Perlahan-lahan Maya melangkahkan kakinya menuju ke arah dimana tempat pemberhentian bus, ia ingin pergi ke suatu tempat dimana dirinya pernah menenangkan dirinya juga, di saat dirinya mememiliki masalah sama hal nya seperti ini.
Untungnya Maya memiliki sedikit uang berada di saku jaketnya untuk membayar ongkosnya menuju ke tempat yang ia tuju, setelah menemukan bus itu Maya langsung saja masuk dan kemudian bus tersebut membawa Maya, Maya hanya duduk bersandar di kursi tersebut dan merenungkan bagaimana nasibnya setelah ini.
Maya tidak yakin bisa hidup dengan baik sekarang, namun Maya tidak akan pernah menyerah dirinya harus berjuang dan memulai hidup barunya tanpa ada orang di sampingnya lagi.
Biasanya disaat keadaan dirinya seperti ini, Alendra sahabatnya yang menenangkannya dan menghiburnya, namun sekarang sahabatnya telah membenci dirinya hanya karena sebuah foto tersebut.
"Mungkin Alendra butuh waktu saja," ucap Maya, kembali meneteskan air matanya.
"Aku tidak ingin kehilangan sahabatku," gumam Maya yang tidak rela persahabatanya dengan Alendra hancur begitu saja, suatu saat Maya akan menjelaskan dan mencari bukti bahwa dirinya benar-benar tidak seperti apa yang Alendra pikirkan.

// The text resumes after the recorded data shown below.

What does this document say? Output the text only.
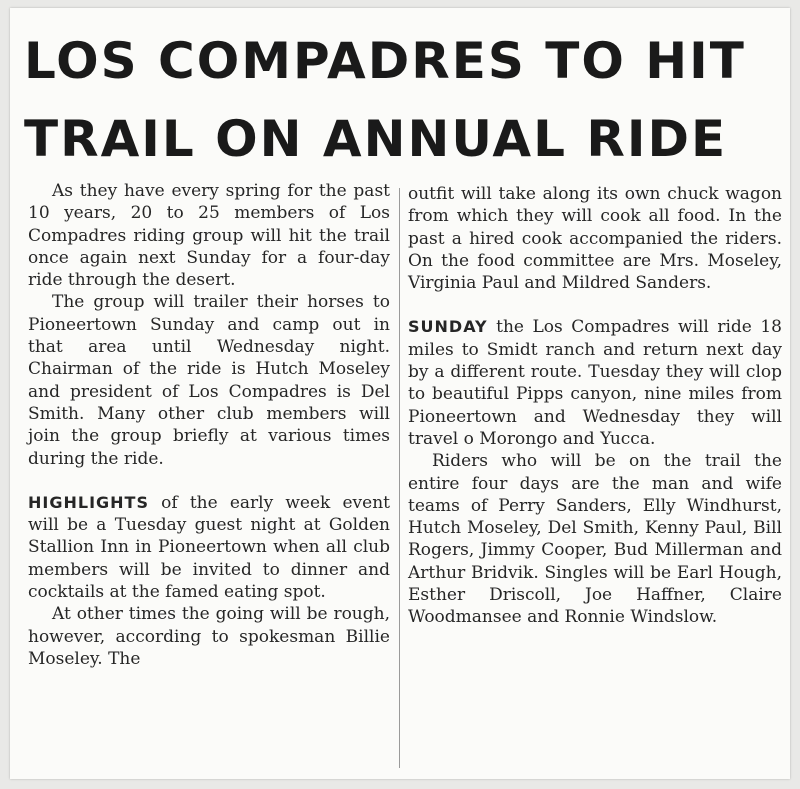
LOS COMPADRES TO HIT
TRAIL ON ANNUAL RIDE

As they have every spring for the past 10 years, 20 to 25 members of Los Compadres riding group will hit the trail once again next Sunday for a four-day ride through the desert.

The group will trailer their horses to Pioneertown Sunday and camp out in that area until Wednesday night. Chairman of the ride is Hutch Moseley and president of Los Compadres is Del Smith. Many other club members will join the group briefly at various times during the ride.

HIGHLIGHTS of the early week event will be a Tuesday guest night at Golden Stallion Inn in Pioneertown when all club members will be invited to dinner and cocktails at the famed eating spot.

At other times the going will be rough, however, according to spokesman Billie Moseley. The

outfit will take along its own chuck wagon from which they will cook all food. In the past a hired cook accompanied the riders. On the food committee are Mrs. Moseley, Virginia Paul and Mildred Sanders.

SUNDAY the Los Compadres will ride 18 miles to Smidt ranch and return next day by a different route. Tuesday they will clop to beautiful Pipps canyon, nine miles from Pioneertown and Wednesday they will travel o Morongo and Yucca.

Riders who will be on the trail the entire four days are the man and wife teams of Perry Sanders, Elly Windhurst, Hutch Moseley, Del Smith, Kenny Paul, Bill Rogers, Jimmy Cooper, Bud Millerman and Arthur Bridvik. Singles will be Earl Hough, Esther Driscoll, Joe Haffner, Claire Woodmansee and Ronnie Windslow.
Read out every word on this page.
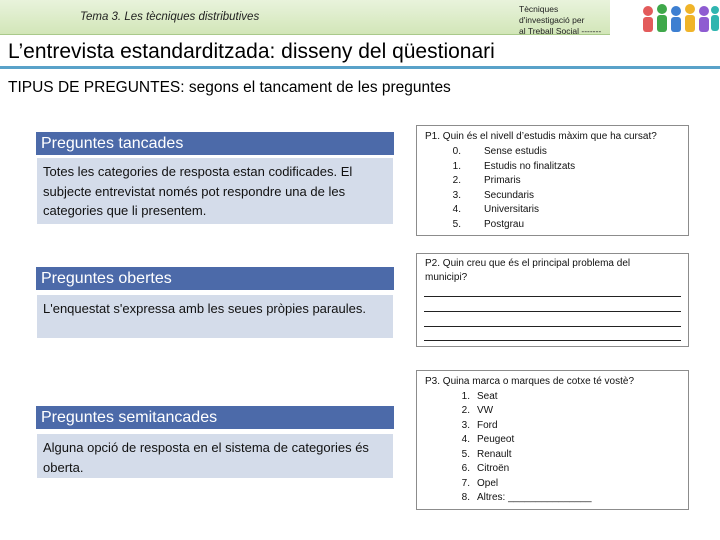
Tema 3. Les tècniques distributives
Tècniques d'investigació per
al Treball Social -------
L’entrevista estandarditzada: disseny del qüestionari
TIPUS DE PREGUNTES: segons el tancament de les preguntes
Preguntes tancades
Totes les categories de resposta estan codificades. El subjecte entrevistat només pot respondre una de les categories que li presentem.
Preguntes obertes
L'enquestat s'expressa amb les seues pròpies paraules.
Preguntes semitancades
Alguna opció de resposta en el sistema de categories és oberta.
P1. Quin és el nivell d’estudis màxim que ha cursat?
0. Sense estudis
1. Estudis no finalitzats
2. Primaris
3. Secundaris
4. Universitaris
5. Postgrau
P2. Quin creu que és el principal problema del
municipi?
P3. Quina marca o marques de cotxe té vostè?
1. Seat
2. VW
3. Ford
4. Peugeot
5. Renault
6. Citroën
7. Opel
8. Altres: _______________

"Mbak!" tegur tukang supir bus itu.
"Hah?!" ucap Maya yang sedikit terkejut.
"Mbak ingin turun atau tidak?" tanya supir tersebut.
"Saya turun, Pak. Terima kasih banyak," ucap Maya langsung saja turun, ia tidak menyangka dirinya secapat itu bisa sampai.
Maya pun melangkahkan kakinya perlahan-lahan menuju ke arah hutan yang cukup jauh dari pinggir jalan, hingga kira-kira 200 meter jauhnya, Maya sering ketempat itu dan tempat itu ia tidak sengaja menemukannya saat dirinya hampir diculik oleh orang jahat dan dirinya bersembunyi di rumah kecil tersebut.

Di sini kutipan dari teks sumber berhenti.